Image: BlackBerry
Today, at the Black Hat USA 2020 security conference, BlackBerry released a new tool for the cyber-security community.
Named PE Tree, this is a new Python-based app for Linux, Mac, and Windows that can be used to reverse-engineer and analyze the internal structure of Portable Executable (PE) files — a common file that malware authors have used to hide malicious payloads.
The tool has been open-sourced on GitHub since last week, but today marks its official release.
“Reverse engineering of malware is an extremely time- and labor-intensive process, which can involve hours of disassembling and sometimes deconstructing a software program,” the company said in a press release today.
“The BlackBerry Research and Intelligence team initially developed this open source tool for internal use and is now making it available to the malware reverse engineering community,” it added.
According to BlackBerry, PE Tree’s benefits include:
- Listing PE file content in an easy-to-navigate tree view
- Integration with the IDA Pro decompiler (easy navigation of PE structures, dumping in-memory PE files, performing import reconstruction)
- VirusTotal search integration
- Can send data to CyberChef
- Can run as either a standalone application or an IDAPython plugin
- Open source license allows community contributions
The tool is an alternative to PE-bear, a similar app developed by Malwarebytes malware analyst Aleksandra “Hasherezade” Doniec.
Cyber-security vendors embracing the open-source space
PE Tree also marks the release of yet another useful cyber-security tool into the open source space. This is a major change in approach for cyber-security firms, which have historically kept their internal tools out of the public eye, or closed-source and under expensive commercial licenses.
Over the past two years, we’ve seen:
- FireEye release CommandoVM, a Windows-based virtual machine specifically built for malware research, as an alternative to Kali Linux, the community’s favorite OS.
- FireEye release Flashmingo, an app to automatically search for Flash vulnerabilities.
- FireEye release Crescendo, a real-time event viewer for macOS.
- FireEye release StringSifter, a machine learning tool that automatically ranks strings based on their relevance for malware analysis.
- FireEye release SharPersist, a red-team utility for establishing persistence on Windows using different techniques.
- FireEye release Capa, a tool that can analyze malware and detect malicious capabilities.
- FireEye release SilkETW, a tool for collecting and searching Event Tracing for Windows (ETW) logs.
- CERT-Poland release DRAKVUF, an automated hypervisor-level malware analysis system/sandbox.
- CyberArk release SkyWrapper, a tool that can scan AWS infrastructure and detect if hackers have abused self-replicating tokens to maintain access to compromised systems.
- CyberArk release SkyArk, a tool to detect shadow admin accounts in AWS and Azure environments.
- F-Secure release TamaGo, a Go-based firmware for bare metal ARM System-on-Chip (SoC) components.
- F-Secure release Jandroid, a tool to identify potential logic bug exploit chains on Android.
- F-Secure release C3, an open source tool for building custom command-and-control servers.
- SEC Consult release SEC Xtractor, a tool for hardware exploitation and firmware extraction.
- NCC Group release Sniffle, the world’s first open source sniffer for Bluetooth 5.
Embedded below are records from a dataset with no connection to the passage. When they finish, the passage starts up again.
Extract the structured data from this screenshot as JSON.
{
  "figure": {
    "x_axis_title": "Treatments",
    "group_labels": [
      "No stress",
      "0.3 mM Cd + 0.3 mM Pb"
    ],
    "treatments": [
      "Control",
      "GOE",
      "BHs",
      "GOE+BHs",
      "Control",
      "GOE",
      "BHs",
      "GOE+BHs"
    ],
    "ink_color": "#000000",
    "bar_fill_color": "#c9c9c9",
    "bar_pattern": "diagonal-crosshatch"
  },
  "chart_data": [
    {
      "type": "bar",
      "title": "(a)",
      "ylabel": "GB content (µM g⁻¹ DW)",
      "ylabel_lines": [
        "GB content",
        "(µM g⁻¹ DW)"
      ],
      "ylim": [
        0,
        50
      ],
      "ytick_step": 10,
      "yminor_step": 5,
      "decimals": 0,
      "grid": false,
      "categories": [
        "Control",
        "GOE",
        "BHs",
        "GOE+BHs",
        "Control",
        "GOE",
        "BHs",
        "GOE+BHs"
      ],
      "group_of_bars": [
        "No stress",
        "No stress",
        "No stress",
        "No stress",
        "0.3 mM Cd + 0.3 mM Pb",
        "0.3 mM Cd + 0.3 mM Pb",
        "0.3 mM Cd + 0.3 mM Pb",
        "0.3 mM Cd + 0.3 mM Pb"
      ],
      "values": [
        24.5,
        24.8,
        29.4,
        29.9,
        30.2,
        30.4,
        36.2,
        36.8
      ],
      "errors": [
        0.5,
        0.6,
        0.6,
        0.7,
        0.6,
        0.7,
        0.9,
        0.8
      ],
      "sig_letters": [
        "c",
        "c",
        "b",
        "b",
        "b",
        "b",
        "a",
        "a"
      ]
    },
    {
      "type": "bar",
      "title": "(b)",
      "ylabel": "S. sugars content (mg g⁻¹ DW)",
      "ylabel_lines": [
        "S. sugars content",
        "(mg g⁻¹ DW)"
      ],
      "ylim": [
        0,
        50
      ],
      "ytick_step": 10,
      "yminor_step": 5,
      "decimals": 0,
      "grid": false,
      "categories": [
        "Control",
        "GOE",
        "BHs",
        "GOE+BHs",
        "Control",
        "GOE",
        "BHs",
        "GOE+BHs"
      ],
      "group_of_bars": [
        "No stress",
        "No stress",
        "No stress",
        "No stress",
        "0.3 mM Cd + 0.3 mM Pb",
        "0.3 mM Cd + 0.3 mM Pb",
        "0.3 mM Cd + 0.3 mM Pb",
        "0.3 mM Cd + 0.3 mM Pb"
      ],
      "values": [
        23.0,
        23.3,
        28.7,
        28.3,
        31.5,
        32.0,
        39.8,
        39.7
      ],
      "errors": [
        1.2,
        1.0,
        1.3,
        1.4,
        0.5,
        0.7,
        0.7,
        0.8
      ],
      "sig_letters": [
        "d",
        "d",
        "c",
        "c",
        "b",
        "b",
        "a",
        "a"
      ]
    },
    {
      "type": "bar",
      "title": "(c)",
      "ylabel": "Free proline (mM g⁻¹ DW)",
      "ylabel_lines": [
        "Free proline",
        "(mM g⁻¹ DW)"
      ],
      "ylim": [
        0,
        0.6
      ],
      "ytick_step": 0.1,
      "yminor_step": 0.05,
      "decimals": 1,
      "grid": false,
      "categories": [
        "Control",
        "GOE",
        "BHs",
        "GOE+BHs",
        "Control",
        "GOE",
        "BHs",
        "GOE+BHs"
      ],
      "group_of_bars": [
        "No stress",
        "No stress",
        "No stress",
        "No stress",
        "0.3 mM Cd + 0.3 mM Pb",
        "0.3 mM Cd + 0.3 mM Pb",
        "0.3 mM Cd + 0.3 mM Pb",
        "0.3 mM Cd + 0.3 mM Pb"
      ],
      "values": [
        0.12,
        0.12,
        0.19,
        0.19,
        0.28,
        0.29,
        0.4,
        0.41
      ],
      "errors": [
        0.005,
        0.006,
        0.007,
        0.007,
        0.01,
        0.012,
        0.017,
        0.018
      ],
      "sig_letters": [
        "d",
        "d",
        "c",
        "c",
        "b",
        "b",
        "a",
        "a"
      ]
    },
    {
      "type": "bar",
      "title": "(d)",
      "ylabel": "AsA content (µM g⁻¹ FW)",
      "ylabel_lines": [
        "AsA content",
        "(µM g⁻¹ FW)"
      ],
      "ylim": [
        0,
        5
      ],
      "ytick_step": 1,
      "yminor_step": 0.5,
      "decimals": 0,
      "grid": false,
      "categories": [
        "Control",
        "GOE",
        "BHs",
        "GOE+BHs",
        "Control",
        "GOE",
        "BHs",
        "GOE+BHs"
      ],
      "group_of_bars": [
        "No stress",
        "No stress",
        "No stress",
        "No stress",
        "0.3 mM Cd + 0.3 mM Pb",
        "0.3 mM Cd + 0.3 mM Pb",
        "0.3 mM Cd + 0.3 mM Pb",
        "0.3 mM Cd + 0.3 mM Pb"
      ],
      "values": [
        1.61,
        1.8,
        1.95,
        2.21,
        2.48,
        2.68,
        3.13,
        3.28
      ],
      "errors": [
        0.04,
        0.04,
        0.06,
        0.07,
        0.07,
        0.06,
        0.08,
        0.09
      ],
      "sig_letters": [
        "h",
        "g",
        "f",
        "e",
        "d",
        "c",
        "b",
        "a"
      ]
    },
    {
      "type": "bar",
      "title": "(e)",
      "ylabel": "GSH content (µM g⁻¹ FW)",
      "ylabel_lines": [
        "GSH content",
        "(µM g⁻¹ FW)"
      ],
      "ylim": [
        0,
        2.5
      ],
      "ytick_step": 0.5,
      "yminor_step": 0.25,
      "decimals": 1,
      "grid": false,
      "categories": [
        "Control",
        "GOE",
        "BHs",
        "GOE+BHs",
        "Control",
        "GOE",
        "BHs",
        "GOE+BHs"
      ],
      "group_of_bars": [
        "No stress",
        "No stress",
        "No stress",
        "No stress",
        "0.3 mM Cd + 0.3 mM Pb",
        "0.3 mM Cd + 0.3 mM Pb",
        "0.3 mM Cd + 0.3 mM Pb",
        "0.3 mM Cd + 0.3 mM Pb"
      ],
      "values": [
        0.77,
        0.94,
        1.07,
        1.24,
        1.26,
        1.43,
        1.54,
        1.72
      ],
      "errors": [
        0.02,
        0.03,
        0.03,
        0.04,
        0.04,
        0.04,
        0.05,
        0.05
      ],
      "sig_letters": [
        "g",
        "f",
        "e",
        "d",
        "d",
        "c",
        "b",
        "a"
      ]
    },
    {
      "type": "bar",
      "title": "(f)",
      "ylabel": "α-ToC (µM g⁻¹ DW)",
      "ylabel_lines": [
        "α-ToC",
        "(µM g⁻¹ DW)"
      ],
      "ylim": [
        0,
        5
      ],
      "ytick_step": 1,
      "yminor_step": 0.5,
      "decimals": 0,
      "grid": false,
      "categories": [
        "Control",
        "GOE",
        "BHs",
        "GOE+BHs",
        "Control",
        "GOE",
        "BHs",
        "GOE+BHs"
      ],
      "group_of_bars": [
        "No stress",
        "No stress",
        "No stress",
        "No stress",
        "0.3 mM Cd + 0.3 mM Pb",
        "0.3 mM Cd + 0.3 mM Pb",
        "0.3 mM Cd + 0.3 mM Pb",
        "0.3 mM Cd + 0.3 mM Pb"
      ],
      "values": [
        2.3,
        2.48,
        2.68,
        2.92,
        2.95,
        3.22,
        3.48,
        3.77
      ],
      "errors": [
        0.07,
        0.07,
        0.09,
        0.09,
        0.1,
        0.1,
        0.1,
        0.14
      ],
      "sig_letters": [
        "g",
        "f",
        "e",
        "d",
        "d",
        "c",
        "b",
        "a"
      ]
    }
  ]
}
- NCC Group release Phantom Tap (PhanTap), a tool for silently intercepting network traffic.
- NCC Group releases WStalker, a proxy to support the testing of web API calls.
- Google release Tsunami, a vulnerability scanner for large-scale enterprise networks.
- Google release UKIP, a tool to prevent USB keystroke injection attacks on Linux.
- Google release the Sandboxed API, a project for sandboxing C/C++ libraries on Linux.
- Cloudflare release Flan Scan, a network vulnerability scanner.
- Red Canary release Chain Reactor, a tool for adversary simulations on Linux systems.
- SpecterOps release Satellite, a payload and proxy service for red team operations.
- Trustwave release SCShell, a tool for fileless lateral movement that relies on Service Manager.
- Trustwave release CrackQ, a tool for managing hashcat password-cracking jobs in a queuing system.
- France’s ANSSI cyber-security agency release DFIR ORC, an open-source forensics tool dedicated to artifact collection from Windows systems.
- Sophos release Sandboxie, a user-friendly app to let users sandbox (isolate) dangerous apps inside their own limited container.
- The NSA release Ghidra, a complete software reverse-engineering toolkit.
- Intel release HBFA, an app to help with firmware security testing.